The Justice Department will release FBI documents early next week related to Bruce Ohr, the Justice Department official who met with dossier author Christopher Steele.
In a court filing submitted last Thursday, Justice Department lawyers said the agency will provide FBI notes of interviews conducted with Ohr to Judicial Watch, a conservative watchdog group that sued for the records last year.
Justice Department lawyers said that the agency had initially determined that the Ohr transcripts, known as 302s, should be withheld in full. But “after further review in conjunction with DOJ’s preparation of its motion for summary judgment, DOJ has decided to release the requested records in part to Plaintiff,” the lawyers said.
“DOJ will make this release to Plaintiff by August 5, 2019.”
It is not clear what documents will be released, and which might be withheld. Judicial Watch president Tom Fitton announced Thursday night that the documents would be released “imminently.”
Judicial Watch sued on Sept. 10 for a dozen 302s the FBI compiled between Nov. 22, 2016 and May 15, 2017. FBI agents interviewed Ohr after meetings and conversations with Steele, a former British spy who investigated the Trump campaign on behalf of the Clinton campaign and DNC.
FBI investigators had tasked Ohr to serve as an unofficial backchannel to Steele as part of the bureau’s investigation of the Trump campaign’s possible ties to Russia. The FBI cut ties with Steele on Nov. 1, 2016, after learning that he had unauthorized contacts with the media about his work as an FBI informant.
Steele and Fusion GPS, the firm that hired him, provided information from the dossier to numerous reporters during the 2016 campaign.
Congressional Republicans had pushed President Trump to declassify and release the Ohr 302s along with other documents related to the Russia probe. Trump said for months that he would declassify the documents, but on May 23, he outsourced declassification authority to Attorney General William Barr.
Republicans have hinted that the 302s contain information that could undercut Steele’s credibility, as well as the dossier’s.
Justice Department inspector general Michael Horowitz is investigating whether the FBI misled the Foreign Intelligence Surveillance Act (FISA) Court in applications for spy warrants on former Trump campaign adviser Carter Page. The bureau relied heavily on Steele’s reporting to obtain the wiretaps.
Ohr, whose wife worked as a contractor for Fusion GPS, has told Congress that Steele told him during one meeting that he was desperate to see Trump lose the 2016 election. Republicans say that the FBI did not disclose that fact in applications to wiretap Page. The FBI also did not disclose that the Clinton campaign and DNC had funded Steele’s dossier.

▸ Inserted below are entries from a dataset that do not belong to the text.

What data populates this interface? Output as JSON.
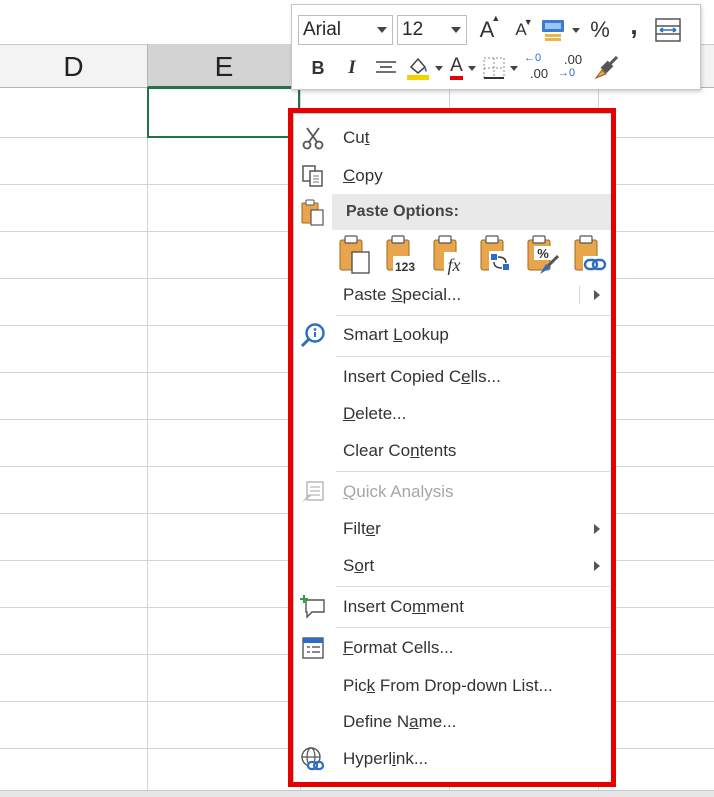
{
  "sheet": {
    "columns": [
      {
        "label": "D",
        "selected": false
      },
      {
        "label": "E",
        "selected": true
      }
    ]
  },
  "mini_toolbar": {
    "font_name": "Arial",
    "font_size": "12",
    "buttons": {
      "grow_font": "A",
      "shrink_font": "A",
      "percent": "%",
      "comma": ",",
      "bold": "B",
      "italic": "I",
      "font_color": "A",
      "inc_decimal": ".00",
      "dec_decimal": ".00"
    }
  },
  "context_menu": {
    "cut": {
      "before": "Cu",
      "key": "t",
      "after": ""
    },
    "copy": {
      "before": "",
      "key": "C",
      "after": "opy"
    },
    "paste_options": "Paste Options:",
    "paste_icon_labels": {
      "values": "123",
      "formulas": "fx",
      "formatting": "%"
    },
    "paste_special": {
      "before": "Paste ",
      "key": "S",
      "after": "pecial..."
    },
    "smart_lookup": {
      "before": "Smart ",
      "key": "L",
      "after": "ookup"
    },
    "insert_copied_cells": {
      "before": "Insert Copied C",
      "key": "e",
      "after": "lls..."
    },
    "delete": {
      "before": "",
      "key": "D",
      "after": "elete..."
    },
    "clear_contents": {
      "before": "Clear Co",
      "key": "n",
      "after": "tents"
    },
    "quick_analysis": {
      "before": "",
      "key": "Q",
      "after": "uick Analysis"
    },
    "filter": {
      "before": "Filt",
      "key": "e",
      "after": "r"
    },
    "sort": {
      "before": "S",
      "key": "o",
      "after": "rt"
    },
    "insert_comment": {
      "before": "Insert Co",
      "key": "m",
      "after": "ment"
    },
    "format_cells": {
      "before": "",
      "key": "F",
      "after": "ormat Cells..."
    },
    "pick_from_list": {
      "before": "Pic",
      "key": "k",
      "after": " From Drop-down List..."
    },
    "define_name": {
      "before": "Define N",
      "key": "a",
      "after": "me..."
    },
    "hyperlink": {
      "before": "Hyperl",
      "key": "i",
      "after": "nk..."
    }
  },
  "colors": {
    "highlight_frame": "#e60000",
    "active_cell_border": "#217346",
    "paste_clipboard": "#e8a54b",
    "lookup_blue": "#2b6ec6"
  }
}
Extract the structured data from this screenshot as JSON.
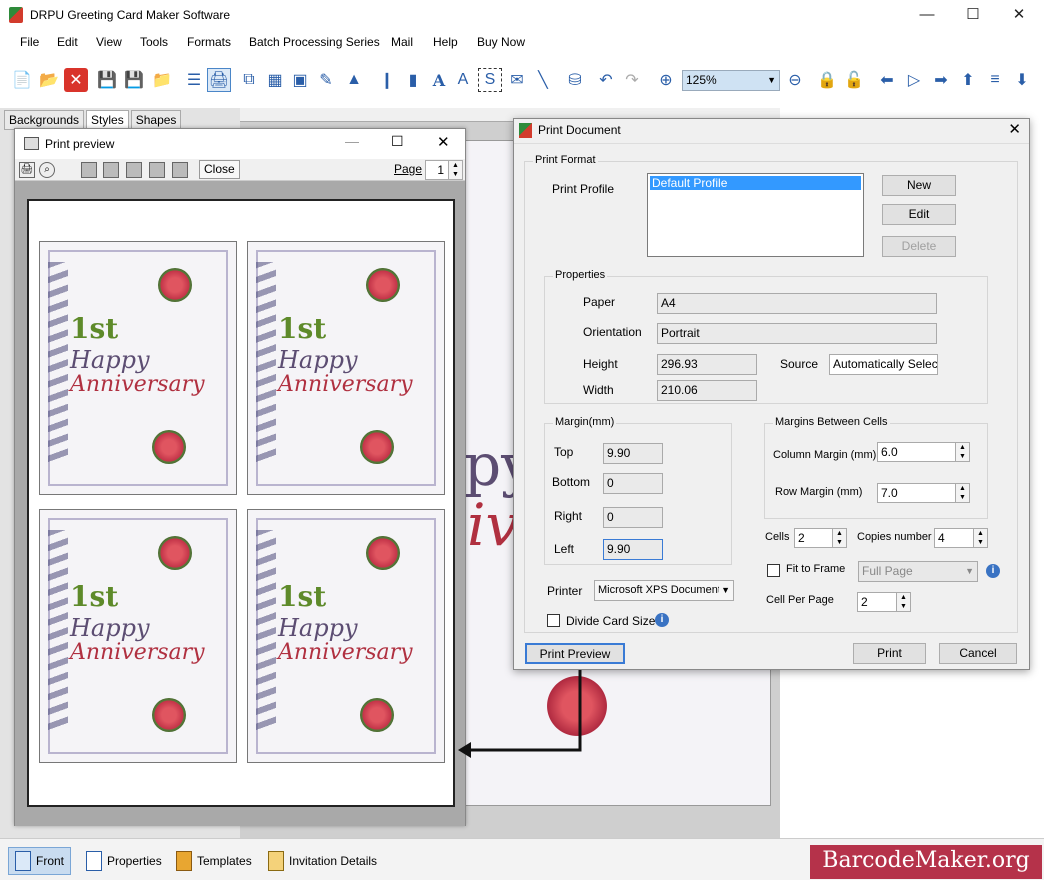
{
  "app": {
    "title": "DRPU Greeting Card Maker Software"
  },
  "menu": [
    "File",
    "Edit",
    "View",
    "Tools",
    "Formats",
    "Batch Processing Series",
    "Mail",
    "Help",
    "Buy Now"
  ],
  "toolbar": {
    "zoom": "125%"
  },
  "left_tabs": [
    "Backgrounds",
    "Styles",
    "Shapes"
  ],
  "preview": {
    "title": "Print preview",
    "close_label": "Close",
    "page_label": "Page",
    "page_value": "1",
    "card": {
      "line1": "1st",
      "line2": "Happy",
      "line3": "Anniversary"
    }
  },
  "canvas": {
    "big1": "py",
    "big2": "iv"
  },
  "dialog": {
    "title": "Print Document",
    "print_format": "Print Format",
    "print_profile_label": "Print Profile",
    "profiles": [
      "Default Profile"
    ],
    "btn_new": "New",
    "btn_edit": "Edit",
    "btn_delete": "Delete",
    "properties": "Properties",
    "paper_label": "Paper",
    "paper_value": "A4",
    "orientation_label": "Orientation",
    "orientation_value": "Portrait",
    "height_label": "Height",
    "height_value": "296.93",
    "source_label": "Source",
    "source_value": "Automatically Selec",
    "width_label": "Width",
    "width_value": "210.06",
    "margin_group": "Margin(mm)",
    "top_label": "Top",
    "top_value": "9.90",
    "bottom_label": "Bottom",
    "bottom_value": "0",
    "right_label": "Right",
    "right_value": "0",
    "left_label": "Left",
    "left_value": "9.90",
    "mbc_group": "Margins Between Cells",
    "col_margin_label": "Column Margin (mm)",
    "col_margin_value": "6.0",
    "row_margin_label": "Row Margin (mm)",
    "row_margin_value": "7.0",
    "cells_label": "Cells",
    "cells_value": "2",
    "copies_label": "Copies number",
    "copies_value": "4",
    "printer_label": "Printer",
    "printer_value": "Microsoft XPS Document",
    "fit_label": "Fit to Frame",
    "fit_value": "Full Page",
    "divide_label": "Divide Card Size",
    "cell_per_page_label": "Cell Per Page",
    "cell_per_page_value": "2",
    "btn_preview": "Print Preview",
    "btn_print": "Print",
    "btn_cancel": "Cancel"
  },
  "status": {
    "front": "Front",
    "properties": "Properties",
    "templates": "Templates",
    "invitation": "Invitation Details"
  },
  "brand": "BarcodeMaker.org"
}
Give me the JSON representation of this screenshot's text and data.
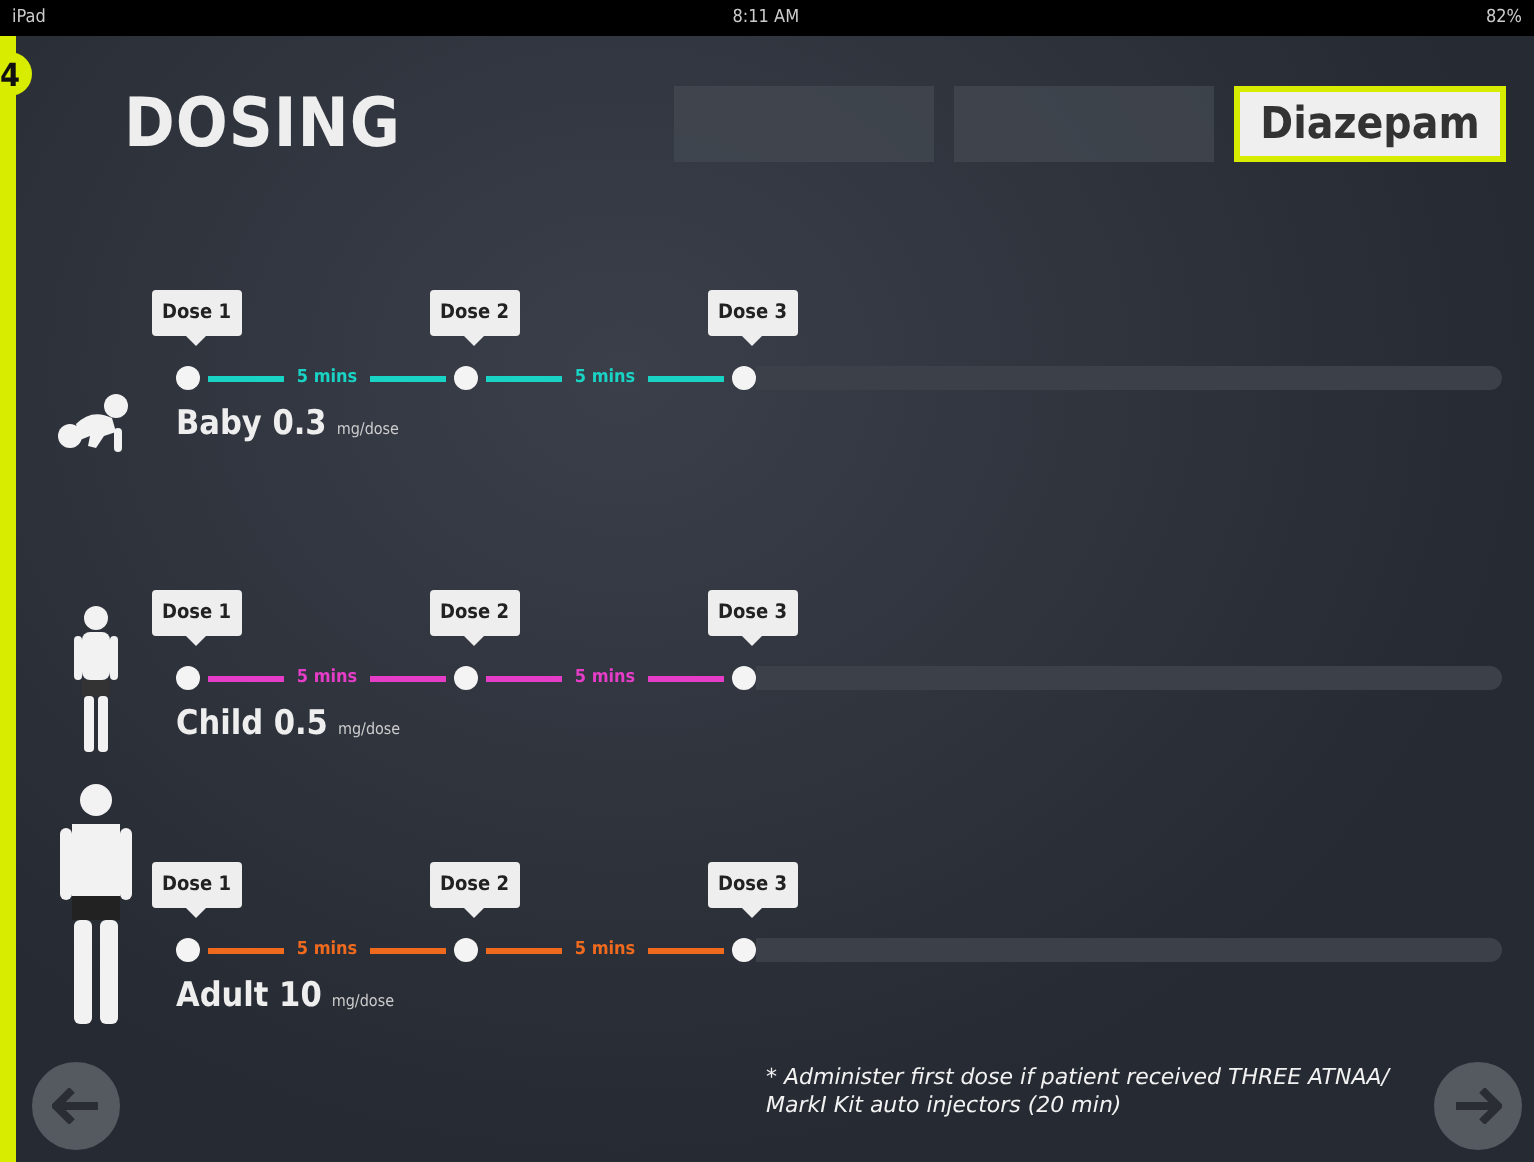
{
  "status_bar": {
    "device": "iPad",
    "time": "8:11 AM",
    "battery": "82%"
  },
  "step": "4",
  "title": "DOSING",
  "tabs": [
    {
      "selected": false
    },
    {
      "selected": false
    },
    {
      "label": "Diazepam",
      "selected": true
    }
  ],
  "patients": [
    {
      "kind": "baby",
      "label": "Baby 0.3",
      "unit": "mg/dose",
      "color": "#19d3c5",
      "doses": [
        "Dose 1",
        "Dose 2",
        "Dose 3"
      ],
      "intervals": [
        "5 mins",
        "5 mins"
      ]
    },
    {
      "kind": "child",
      "label": "Child 0.5",
      "unit": "mg/dose",
      "color": "#e63dc8",
      "doses": [
        "Dose 1",
        "Dose 2",
        "Dose 3"
      ],
      "intervals": [
        "5 mins",
        "5 mins"
      ]
    },
    {
      "kind": "adult",
      "label": "Adult 10",
      "unit": "mg/dose",
      "color": "#f06a1e",
      "doses": [
        "Dose 1",
        "Dose 2",
        "Dose 3"
      ],
      "intervals": [
        "5 mins",
        "5 mins"
      ]
    }
  ],
  "footnote": "* Administer first dose if patient received THREE ATNAA/ MarkI Kit auto injectors (20 min)"
}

Ohr and Steele had known each other for years before the began meeting to discuss the Trump investigation. They first met on that topic on July 30, 2016 in Washington, D.C. After the meeting, Ohr briefed then-FBI Deputy Director Andrew McCabe about Steele’s work.
Steele met on Aug. 22, 2016 with Glenn Simpson, the founder of Fusion GPS. Republican investigators have wondered why Steele and Simpson passed information to Ohr, when Steele already had a contact at the FBI. Steele gave some of his early dossier memos to FBI agent Michael Gaeta during a meeting in Rome on July 5, 2016.